Günümüzün hastalıklarından biri olan obsesif kompülsif kişilik bozukluğu; sürekli panik hali, her şeyi takıntı haline getirme, detaylara fazla takılma gibi birçok davranış olarak karşımıza çıkıyor. Daha çok gençlerde görülen bu bozukluk, amacının dışına çıkan detaylarla ilgilenildiğinde takıntı haline dönüşüyor. Dürtülerle gelen ve zamanla yineleyici şekilde geri dönen bu hastalık, insanların hayatlarında olumsuzluklara neden oluyor. İnsanların evlerinden işlerine giderken ya da yolda yürürken farkında olmadan ve sürekli yapılan uç davranışlar düzeltilmediğinde zamanla engellenemiyor. 
Obsesif kompulsif bozukluk hakkında bilgiler veren Uzman Psikolog Aslı Özsoy, "Obsesif kompulsif bozukluk, kaygı bozukluklarının içerisinde olan ruhsal bir bozukluktur. Genel olarak insanlar yaşadıkları sıkıntıları gizleme çabası içerisinde olurlar. Bu yüzden destek alma eğilimleri de azdır. Sıklığının ve yaygınlığının saptanması da bu yüzden güçleşir. Obsesyonlar bireyin kabul edemediği, kişinin iradesi ve kontrolü dışında otomatik olarak ortaya çıkan, iğneleyen ısrarcı düşünce ve dürtülerdir. Kompülsiyonlar ise çoğu kez obsesyonlara tepki olarak ortaya çıkan ve kişinin engelleyemeyeceği, tekrarlayıcı davranışlardır. Düşünce ve davranış takıntısı olarak bildiğimiz, insanların utanç ve zarar verici, ayıp, kabul edilemez düşünceleriyle ‘Ya yaparsam? Yaptıysam? Oldu mu?’ şeklinde tekrara düşerek gözlenebilir davranışlar sergilemeye başlarlar" dedi. 

"Bu durum büyürse gündelik hayatı etkiliyor" 
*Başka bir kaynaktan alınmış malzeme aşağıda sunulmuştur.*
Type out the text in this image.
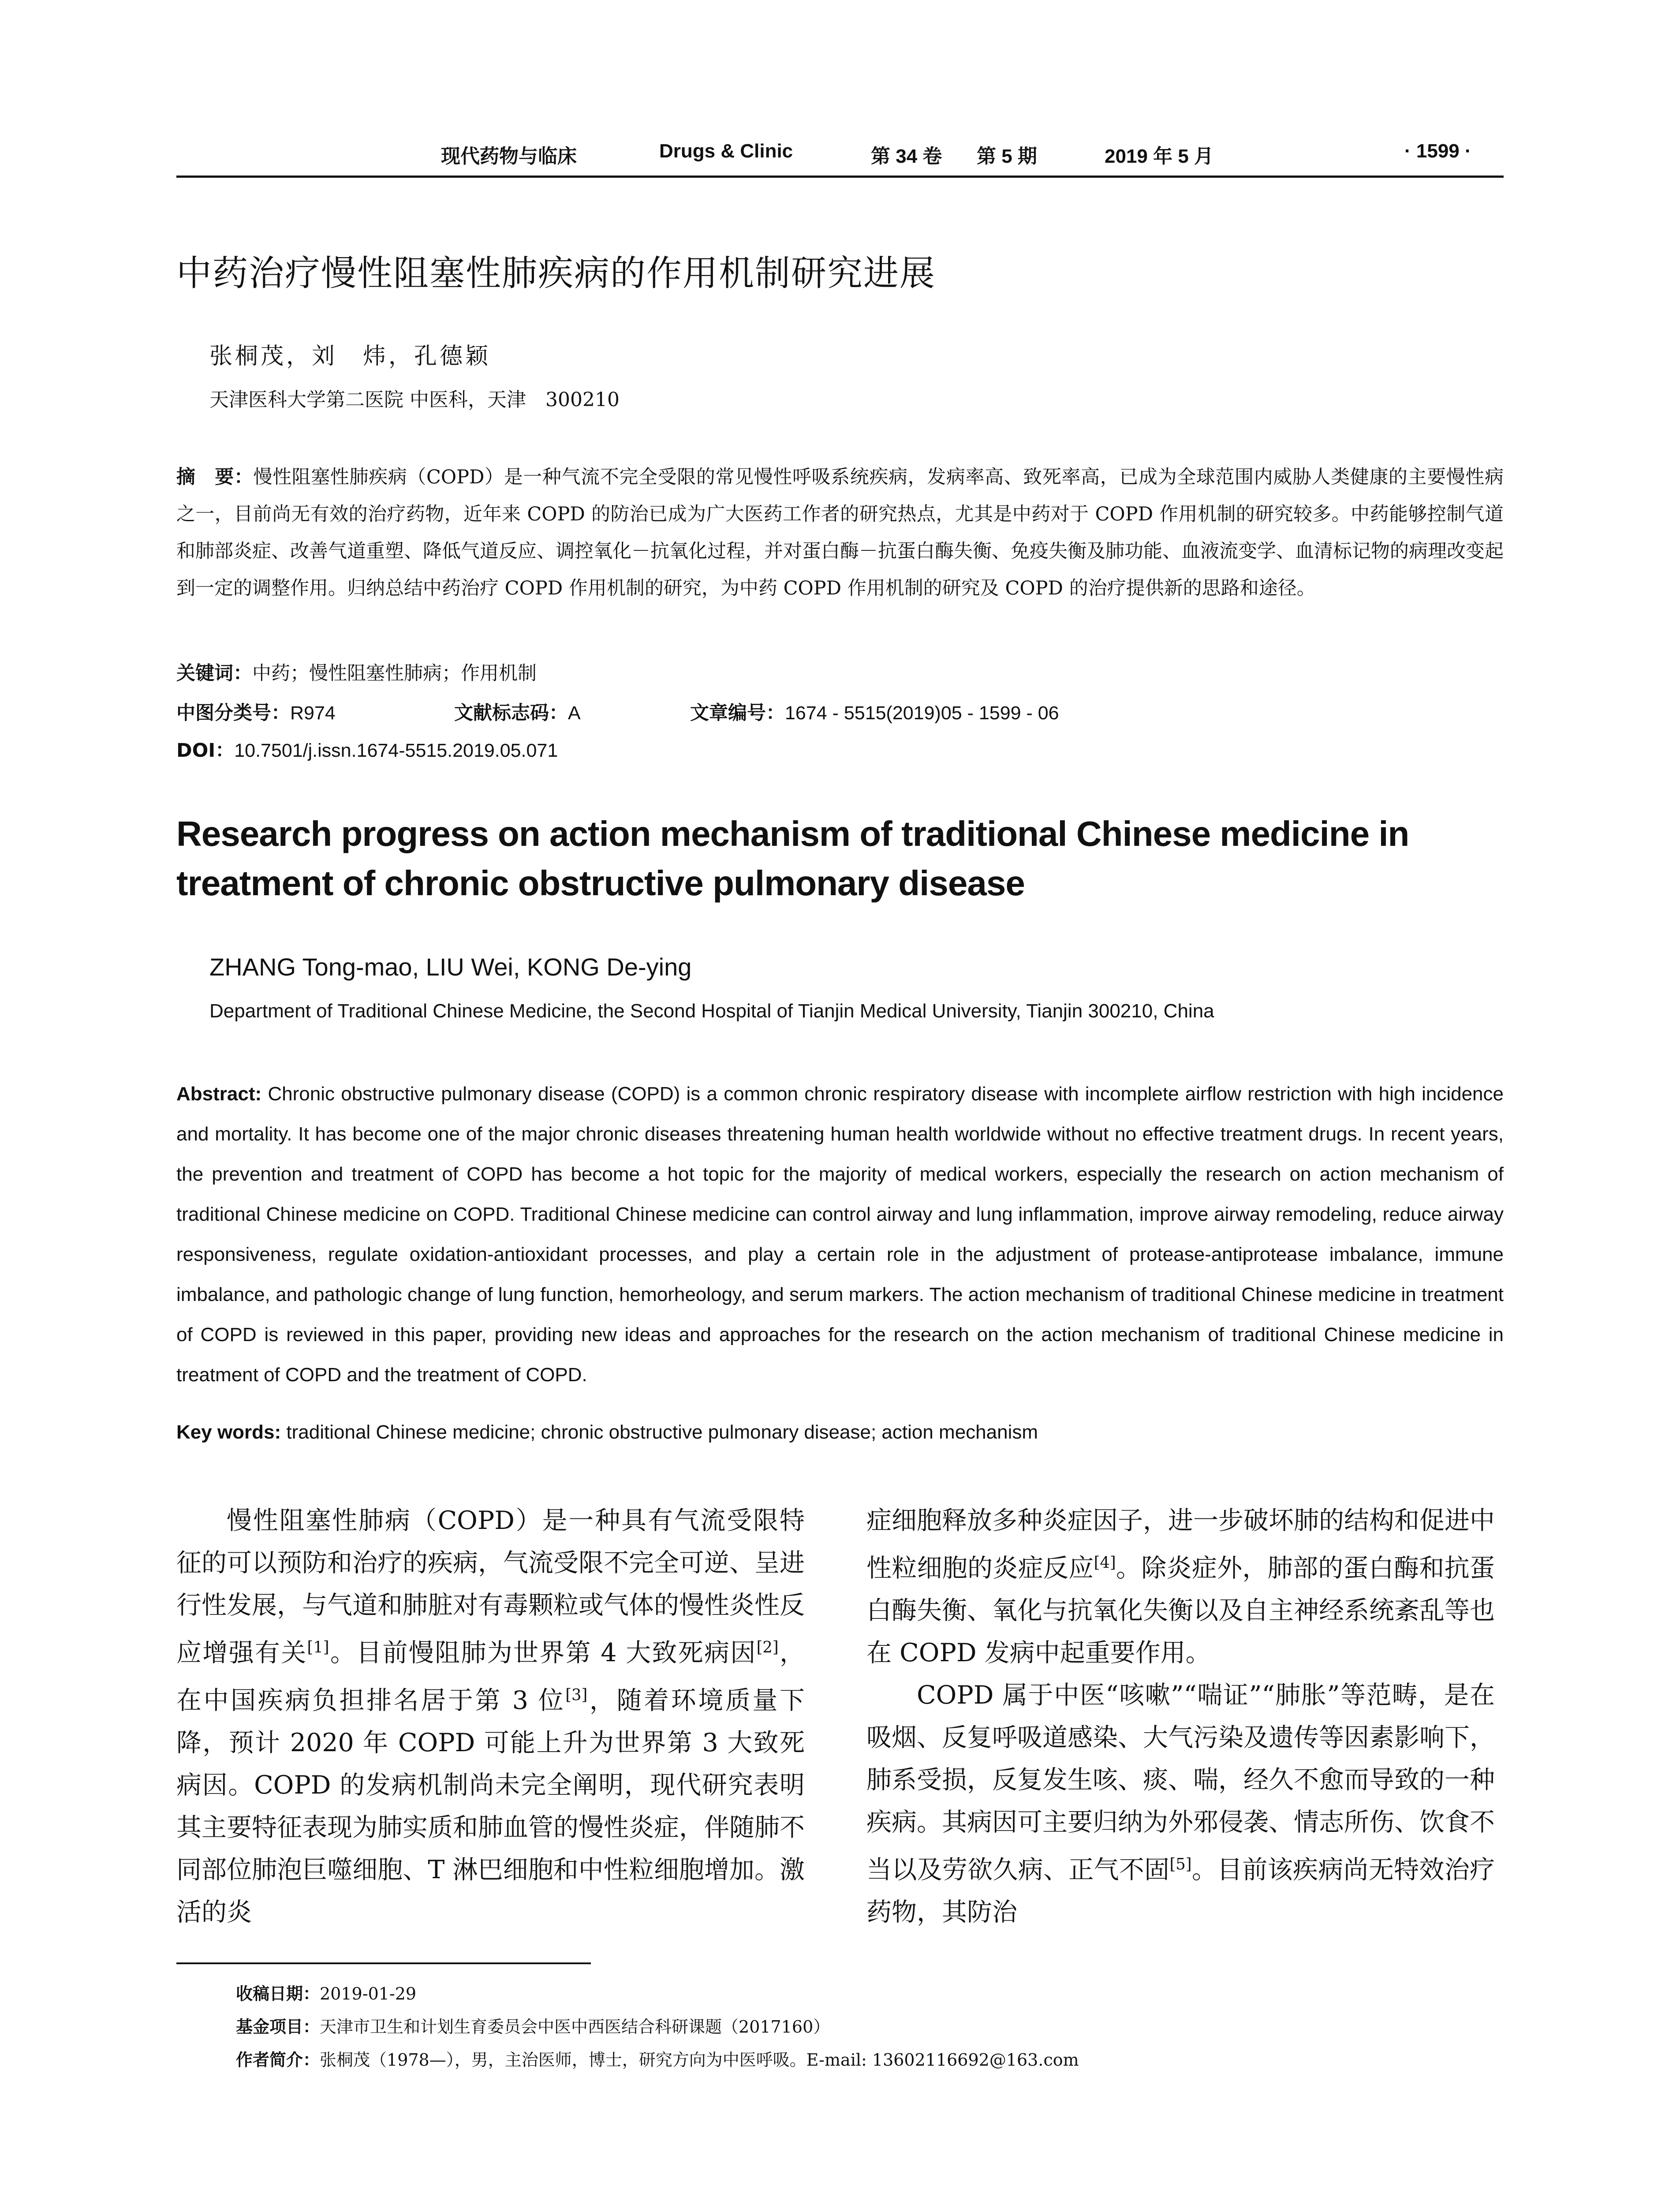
现代药物与临床	Drugs & Clinic	第 34 卷 第 5 期	2019 年 5 月	· 1599 ·
中药治疗慢性阻塞性肺疾病的作用机制研究进展
张桐茂，刘　炜，孔德颖
天津医科大学第二医院 中医科，天津　300210
摘　要：慢性阻塞性肺疾病（COPD）是一种气流不完全受限的常见慢性呼吸系统疾病，发病率高、致死率高，已成为全球范围内威胁人类健康的主要慢性病之一，目前尚无有效的治疗药物，近年来 COPD 的防治已成为广大医药工作者的研究热点，尤其是中药对于 COPD 作用机制的研究较多。中药能够控制气道和肺部炎症、改善气道重塑、降低气道反应、调控氧化－抗氧化过程，并对蛋白酶－抗蛋白酶失衡、免疫失衡及肺功能、血液流变学、血清标记物的病理改变起到一定的调整作用。归纳总结中药治疗 COPD 作用机制的研究，为中药 COPD 作用机制的研究及 COPD 的治疗提供新的思路和途径。
关键词：中药；慢性阻塞性肺病；作用机制
中图分类号：R974	文献标志码：A	文章编号：1674 - 5515(2019)05 - 1599 - 06
DOI：10.7501/j.issn.1674-5515.2019.05.071
Research progress on action mechanism of traditional Chinese medicine in treatment of chronic obstructive pulmonary disease
ZHANG Tong-mao, LIU Wei, KONG De-ying
Department of Traditional Chinese Medicine, the Second Hospital of Tianjin Medical University, Tianjin 300210, China
Abstract: Chronic obstructive pulmonary disease (COPD) is a common chronic respiratory disease with incomplete airflow restriction with high incidence and mortality. It has become one of the major chronic diseases threatening human health worldwide without no effective treatment drugs. In recent years, the prevention and treatment of COPD has become a hot topic for the majority of medical workers, especially the research on action mechanism of traditional Chinese medicine on COPD. Traditional Chinese medicine can control airway and lung inflammation, improve airway remodeling, reduce airway responsiveness, regulate oxidation-antioxidant processes, and play a certain role in the adjustment of protease-antiprotease imbalance, immune imbalance, and pathologic change of lung function, hemorheology, and serum markers. The action mechanism of traditional Chinese medicine in treatment of COPD is reviewed in this paper, providing new ideas and approaches for the research on the action mechanism of traditional Chinese medicine in treatment of COPD and the treatment of COPD.
Key words: traditional Chinese medicine; chronic obstructive pulmonary disease; action mechanism

慢性阻塞性肺病（COPD）是一种具有气流受限特征的可以预防和治疗的疾病，气流受限不完全可逆、呈进行性发展，与气道和肺脏对有毒颗粒或气体的慢性炎性反应增强有关[1]。目前慢阻肺为世界第 4 大致死病因[2]，在中国疾病负担排名居于第 3 位[3]，随着环境质量下降，预计 2020 年 COPD 可能上升为世界第 3 大致死病因。COPD 的发病机制尚未完全阐明，现代研究表明其主要特征表现为肺实质和肺血管的慢性炎症，伴随肺不同部位肺泡巨噬细胞、T 淋巴细胞和中性粒细胞增加。激活的炎

症细胞释放多种炎症因子，进一步破坏肺的结构和促进中性粒细胞的炎症反应[4]。除炎症外，肺部的蛋白酶和抗蛋白酶失衡、氧化与抗氧化失衡以及自主神经系统紊乱等也在 COPD 发病中起重要作用。

COPD 属于中医“咳嗽”“喘证”“肺胀”等范畴，是在吸烟、反复呼吸道感染、大气污染及遗传等因素影响下，肺系受损，反复发生咳、痰、喘，经久不愈而导致的一种疾病。其病因可主要归纳为外邪侵袭、情志所伤、饮食不当以及劳欲久病、正气不固[5]。目前该疾病尚无特效治疗药物，其防治

收稿日期：2019-01-29
基金项目：天津市卫生和计划生育委员会中医中西医结合科研课题（2017160）
作者简介：张桐茂（1978—），男，主治医师，博士，研究方向为中医呼吸。E-mail: 13602116692@163.com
Özsoy, "Örneğin sürekli kontrol etme, yolda yürürken çizgilere basmama, sayarak gitme, parkeleri sayarak yürüme, sürekli el yıkama alışkanlığı, kelime tekrarı yapmak gibi örnekler verilebilir. Bu kişiler genel olarak aşırı sorumluluk duygusu, mükemmeliyetçilik, tehlikeyi büyüme-abartma, kontrollü olma, suçluluk veya utanç duyma, öfke ya da öfke kontrolünde zorluk çekme gibi durumları olabilir. Kişinin gündelik hayatını, ilişkilerini bozuyorsa çevresinden ya da ailesinden ‘artık yeter, dur, burada bunu yapmaman gerekiyor’ gibi şikayetler alıyorsa mutlaka psikolojik bir destek görmesi gerekir. Kişi belki bunu içten içe fark ediyor ama dışarıya bunu belli etmemeye çalışıyor. Çünkü ‘dışarıdan yanlış anlaşılır mıyım? Benimle alay ederler mi?’ gibi düşünceleri bastırmaya çalışıyor. Bunu yapmaya çalışırken de işte tepkilerini büyütebiliyor. Dışarıdan eğer fark edilirse ve bu durum büyümeye başlarsa sıkıntı oluyor. Yoksa hepimizin kendi içinde beslediği, farkında olmadığı ama ara ara yaptığımız takıntılara sahip olabiliriz. Bu kesinlikle bir şeye bağlıdır diyemeyiz ama belki o an bir şey düşündüğü için bunu yapma gereksinimi duyuyor. Sadece alıştığı bir davranış modeli olduğu için bunu yapıyor. Ama bunu artık işe gitmekte yolunu bulamıyorsa, bir yere gidemiyorsa, bu durum gündelik hayatına fazlasıyla etki ediyorsa ve karıştırıyorsa o zaman psikolojik destek almak gerekiyor" ifadelerini kullandı.